Most American Jews were more willing to set aside shopworn prejudices and listen. On the West Coast, in San Francisco, an anarchist anti-war radio station invited her to talk about a political solution to the Israeli-Palestinian tragedy, and her dream of a return to her childhood home of Acre.
The next day, a Friday evening, she visited a synagogue in Los Angeles, with a pipe organ and a pervasive atmosphere of affluence and security. She soaked up the spirit of the place and was mesmerized by the singing and the liturgy and a prayer from the Baal Shem Tov, a prayer that took her back to the nuns in Haifa, and to the primacy of love: “When senseless hatred reigns on earth, and men hide their faces from one another, then heaven is forced to hide its face; but when love comes to rule the earth and men reveal their faces to one another, then the splendor of God will be revealed.”
Back on the East Coast, in Washington, DC, on May 15, she was met with a very different atmosphere.
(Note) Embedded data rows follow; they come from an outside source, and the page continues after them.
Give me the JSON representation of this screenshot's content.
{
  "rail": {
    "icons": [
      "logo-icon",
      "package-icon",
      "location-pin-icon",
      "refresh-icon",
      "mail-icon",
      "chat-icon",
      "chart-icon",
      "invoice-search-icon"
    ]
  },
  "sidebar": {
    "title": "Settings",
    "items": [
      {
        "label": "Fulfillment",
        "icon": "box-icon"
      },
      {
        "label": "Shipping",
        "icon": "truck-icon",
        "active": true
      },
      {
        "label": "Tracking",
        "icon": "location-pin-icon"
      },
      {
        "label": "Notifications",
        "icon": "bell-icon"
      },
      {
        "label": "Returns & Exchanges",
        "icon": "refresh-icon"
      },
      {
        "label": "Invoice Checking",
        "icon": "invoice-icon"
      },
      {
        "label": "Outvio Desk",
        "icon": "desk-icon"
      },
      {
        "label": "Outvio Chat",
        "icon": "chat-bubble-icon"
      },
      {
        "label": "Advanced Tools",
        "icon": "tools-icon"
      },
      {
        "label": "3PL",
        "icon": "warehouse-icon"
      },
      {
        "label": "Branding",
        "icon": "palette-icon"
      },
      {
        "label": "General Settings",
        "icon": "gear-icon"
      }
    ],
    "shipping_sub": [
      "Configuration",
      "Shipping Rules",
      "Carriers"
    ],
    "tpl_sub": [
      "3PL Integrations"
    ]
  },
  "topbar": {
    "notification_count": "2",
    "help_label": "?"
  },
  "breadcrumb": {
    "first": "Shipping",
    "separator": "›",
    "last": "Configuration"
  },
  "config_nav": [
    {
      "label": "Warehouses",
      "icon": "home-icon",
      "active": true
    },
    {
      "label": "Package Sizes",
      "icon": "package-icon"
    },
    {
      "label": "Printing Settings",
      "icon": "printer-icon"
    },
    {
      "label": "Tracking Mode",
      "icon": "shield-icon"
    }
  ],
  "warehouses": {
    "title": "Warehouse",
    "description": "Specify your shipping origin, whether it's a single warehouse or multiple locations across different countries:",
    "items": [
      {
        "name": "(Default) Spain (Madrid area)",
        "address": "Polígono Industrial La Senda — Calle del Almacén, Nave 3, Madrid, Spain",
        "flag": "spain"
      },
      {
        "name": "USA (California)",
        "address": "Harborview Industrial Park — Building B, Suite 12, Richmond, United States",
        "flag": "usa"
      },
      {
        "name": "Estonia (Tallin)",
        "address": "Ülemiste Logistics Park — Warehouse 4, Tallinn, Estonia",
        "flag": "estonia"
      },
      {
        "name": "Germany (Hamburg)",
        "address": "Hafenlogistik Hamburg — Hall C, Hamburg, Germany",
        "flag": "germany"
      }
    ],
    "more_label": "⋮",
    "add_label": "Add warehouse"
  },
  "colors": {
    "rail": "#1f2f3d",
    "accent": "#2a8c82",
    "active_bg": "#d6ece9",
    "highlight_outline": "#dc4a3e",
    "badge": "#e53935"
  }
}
She was in a cab when she first heard a radio report of the slaughter of Israeli schoolchildren in Ma’alot, in northern Israel. Fedayeen fighters had taken over a school. Dayan ordered his soldiers to storm the school, and in the ensuing firefight two dozen children died, mostly by Palestinian fire. This put Raymonda physically in danger; members of the Jewish Defense League threatened to kill her “in reprisal for Ma’alot.” And in the first speech she gave after the killing, at a Quaker building in Philadelphia, she didn’t explicitly condemn the terrorists. Instead, she quoted Sartre’s bon mot, that terrorism is a “terrible weapon but the oppressed poor have no others,” which predictably spawned catcalls from the audience, “Terrorists . . . maniacs.” Midway through the evening the head of the center walked onstage with his arms up. “We just got a call from the police. They have received a warning that if Raymonda Tawil appears at the public meeting tonight, she will be executed.” The Quakers, famous pacifists, canceled the event.